Posted by:
Lot's Wife
(
)
Date: September 15, 2016 04:42AM
Brian,
I think your numbers are off. At 1,000 BCE, when Zoroastrianism may have begun, there were a bit more than 100 million people in the world. In 600 CE, near the birth of Islam, there were just over 200 million humans alive. At 1,000 CE, by which time Zoroastrianism was in decline, the total was about 300 million. That makes it hard to believe the Zoroastrian number ever approached 100 million. 10-40 million might be more probable; and it would represent a huge proportion of global humanity through at least the time of Mohammed.
As for today's Zoroastrians, I believe the numbers are somewhere below 200,000. If the number were really in the millions, the community could survive. But the actual numbers are far below that--well below the level that demographers think necessary to sustain the religion and the ethnicity.
That said, you are right to bring them up. Their influence over Judaism and Christianity (and Islam) was immense. If you read through the Old Testament books chronologically, everything seems reasonably stable (Hebrew tradition) until you get to about 600 BCE, after which point things go crazy. The Book of Job has Satan entering the presence of God, bantering with him, and then betting on a human's loyalty. From about the same date the prophets start speaking of a final judgment, the burning of the wicked, a resurrection and a millennium, ideas that had not been present in the Hebrew canon before. And now God lives in fire like the sun and the earth will be perfected as an orb of fire on which the saved will live.
All of these ideas are Zoroastrian.

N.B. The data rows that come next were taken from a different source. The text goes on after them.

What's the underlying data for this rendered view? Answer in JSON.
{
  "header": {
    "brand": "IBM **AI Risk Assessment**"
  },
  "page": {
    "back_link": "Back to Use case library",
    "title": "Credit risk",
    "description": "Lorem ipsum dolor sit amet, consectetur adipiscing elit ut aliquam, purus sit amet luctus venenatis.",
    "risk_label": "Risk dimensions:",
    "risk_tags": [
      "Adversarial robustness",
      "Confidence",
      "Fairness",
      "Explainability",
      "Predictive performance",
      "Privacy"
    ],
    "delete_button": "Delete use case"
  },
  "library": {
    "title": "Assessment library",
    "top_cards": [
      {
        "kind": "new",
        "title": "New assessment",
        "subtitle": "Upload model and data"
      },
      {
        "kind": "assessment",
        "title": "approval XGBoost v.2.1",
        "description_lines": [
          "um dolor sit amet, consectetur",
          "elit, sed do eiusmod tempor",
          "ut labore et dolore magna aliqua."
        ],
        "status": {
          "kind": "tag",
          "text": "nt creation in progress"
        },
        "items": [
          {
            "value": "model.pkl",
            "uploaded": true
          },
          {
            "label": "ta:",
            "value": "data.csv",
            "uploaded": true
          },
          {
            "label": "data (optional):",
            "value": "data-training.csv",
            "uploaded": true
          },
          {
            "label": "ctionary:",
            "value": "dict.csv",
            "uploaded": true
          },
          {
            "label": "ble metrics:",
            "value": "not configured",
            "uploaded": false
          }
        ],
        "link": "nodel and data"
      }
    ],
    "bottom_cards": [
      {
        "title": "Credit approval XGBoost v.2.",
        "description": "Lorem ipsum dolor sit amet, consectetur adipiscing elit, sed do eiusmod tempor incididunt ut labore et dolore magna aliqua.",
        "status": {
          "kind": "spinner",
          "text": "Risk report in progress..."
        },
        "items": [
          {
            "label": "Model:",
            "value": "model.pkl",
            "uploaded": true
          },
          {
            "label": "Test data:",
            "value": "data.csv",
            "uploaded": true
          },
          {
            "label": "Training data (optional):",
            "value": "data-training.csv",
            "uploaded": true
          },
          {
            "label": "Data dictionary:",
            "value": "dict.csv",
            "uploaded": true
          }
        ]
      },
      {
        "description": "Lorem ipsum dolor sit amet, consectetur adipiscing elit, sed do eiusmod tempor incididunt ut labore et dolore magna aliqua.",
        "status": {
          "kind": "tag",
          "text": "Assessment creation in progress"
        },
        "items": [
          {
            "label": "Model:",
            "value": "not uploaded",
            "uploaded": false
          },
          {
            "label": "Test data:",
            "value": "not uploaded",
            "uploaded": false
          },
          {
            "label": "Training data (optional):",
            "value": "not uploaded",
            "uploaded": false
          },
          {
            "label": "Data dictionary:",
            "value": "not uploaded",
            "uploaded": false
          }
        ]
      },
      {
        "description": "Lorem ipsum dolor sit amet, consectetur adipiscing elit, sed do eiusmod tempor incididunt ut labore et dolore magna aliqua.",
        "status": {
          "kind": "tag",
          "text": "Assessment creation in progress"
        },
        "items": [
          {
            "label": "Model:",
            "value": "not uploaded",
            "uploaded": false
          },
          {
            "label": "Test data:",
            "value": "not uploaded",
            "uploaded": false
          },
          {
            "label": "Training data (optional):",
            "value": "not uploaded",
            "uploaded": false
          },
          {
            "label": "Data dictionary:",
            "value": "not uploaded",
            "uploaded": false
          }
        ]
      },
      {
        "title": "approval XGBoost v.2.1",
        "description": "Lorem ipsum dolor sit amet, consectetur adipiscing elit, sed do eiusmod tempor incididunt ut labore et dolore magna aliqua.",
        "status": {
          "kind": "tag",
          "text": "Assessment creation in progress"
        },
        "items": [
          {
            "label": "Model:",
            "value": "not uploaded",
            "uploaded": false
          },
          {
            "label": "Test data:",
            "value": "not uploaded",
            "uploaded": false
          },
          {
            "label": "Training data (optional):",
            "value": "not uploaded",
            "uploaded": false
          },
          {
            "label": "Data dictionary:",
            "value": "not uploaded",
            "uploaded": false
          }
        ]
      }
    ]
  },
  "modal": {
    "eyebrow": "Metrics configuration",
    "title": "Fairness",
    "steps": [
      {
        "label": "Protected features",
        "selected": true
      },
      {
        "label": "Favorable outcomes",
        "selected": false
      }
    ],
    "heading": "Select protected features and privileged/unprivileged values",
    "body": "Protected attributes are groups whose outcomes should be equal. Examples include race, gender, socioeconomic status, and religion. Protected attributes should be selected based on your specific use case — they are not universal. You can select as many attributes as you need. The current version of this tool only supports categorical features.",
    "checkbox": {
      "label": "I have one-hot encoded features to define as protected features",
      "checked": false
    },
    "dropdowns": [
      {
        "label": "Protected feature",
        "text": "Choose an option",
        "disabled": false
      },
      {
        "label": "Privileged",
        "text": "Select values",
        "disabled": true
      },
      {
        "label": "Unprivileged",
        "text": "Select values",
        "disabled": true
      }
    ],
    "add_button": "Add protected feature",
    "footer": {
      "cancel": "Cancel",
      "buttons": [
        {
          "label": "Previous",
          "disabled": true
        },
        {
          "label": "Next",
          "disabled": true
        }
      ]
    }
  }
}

The Book of Job was lifted almost exactly from the Avesta; and the followers of Zarathustra/Zoroaster worshipped a god of fire (Ahura Mazda), believed in a good/evil-heaven/hell dichotomy of the world, looked forward to a final judgment and a resurrection and a millennial or paradisiacal existence. The Jewish ruling elite learned of these ideas when in Babylonian Captivity, where they intermingled with Persian Zoroastrians who were also Babylonian captives. They took the Persian notions and combined them with older Hebrew ideas and myths to produce Exilic Judaism, which accompanied them back to Jerusalem.

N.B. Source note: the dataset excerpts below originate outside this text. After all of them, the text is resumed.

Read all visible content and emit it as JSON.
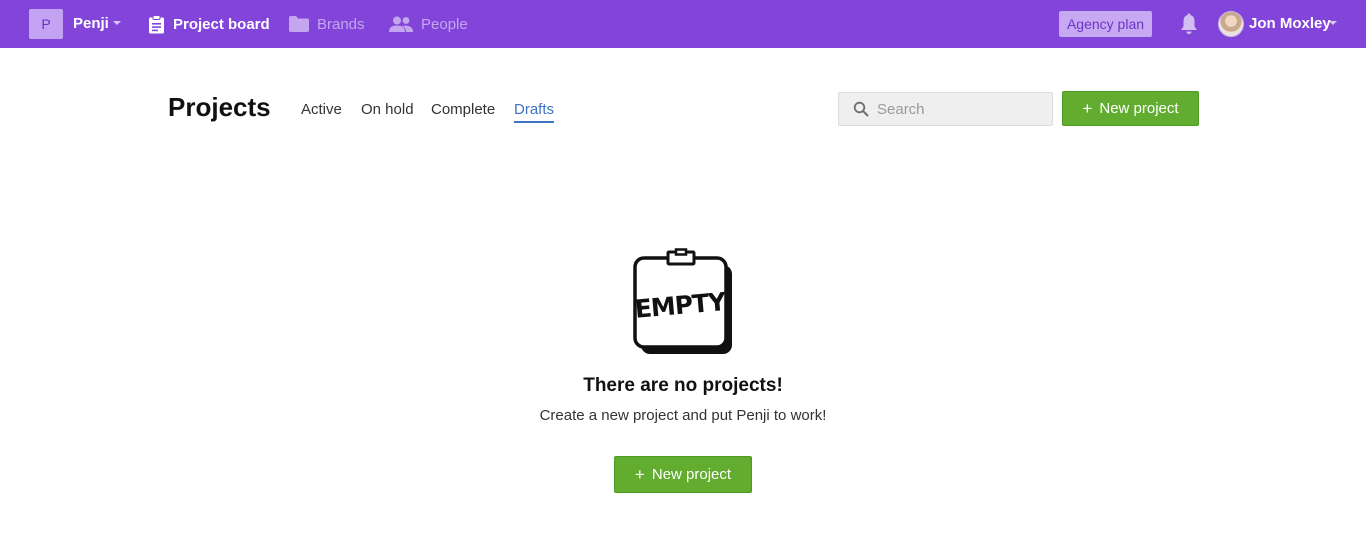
{
  "topbar": {
    "workspace_initial": "P",
    "workspace_name": "Penji",
    "nav": [
      {
        "label": "Project board",
        "icon": "clipboard-icon",
        "active": true
      },
      {
        "label": "Brands",
        "icon": "folder-icon",
        "active": false
      },
      {
        "label": "People",
        "icon": "people-icon",
        "active": false
      }
    ],
    "plan_label": "Agency plan",
    "user_name": "Jon Moxley"
  },
  "header": {
    "title": "Projects",
    "tabs": [
      {
        "label": "Active",
        "selected": false
      },
      {
        "label": "On hold",
        "selected": false
      },
      {
        "label": "Complete",
        "selected": false
      },
      {
        "label": "Drafts",
        "selected": true
      }
    ],
    "search_placeholder": "Search",
    "new_project_label": "New project"
  },
  "empty_state": {
    "illustration_text": "EMPTY",
    "title": "There are no projects!",
    "subtitle": "Create a new project and put Penji to work!",
    "button_label": "New project"
  },
  "colors": {
    "brand": "#8244d9",
    "accent_green": "#62ad2f",
    "tab_active": "#3f73c6"
  }
}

You can imagine how hard it was to shove that down the throats of the poorer Jews who had stayed in Palestine and were still worshipping, for the most part, in fertility cults. The result was a cultural war in which the returning elite tried to force everyone to accept their Yahweh cult but did not really succeed. The new Judaism remained an elite religion through Jesus's time as, in fact, Zoroastrianism had probably been even in its homeland of Persia.
But putting that aside, it is clear that without the Zoroastrian influence, Judaism, Christianity, and Islam would look nothing like what we are used to. The Bible itself would have been vastly different.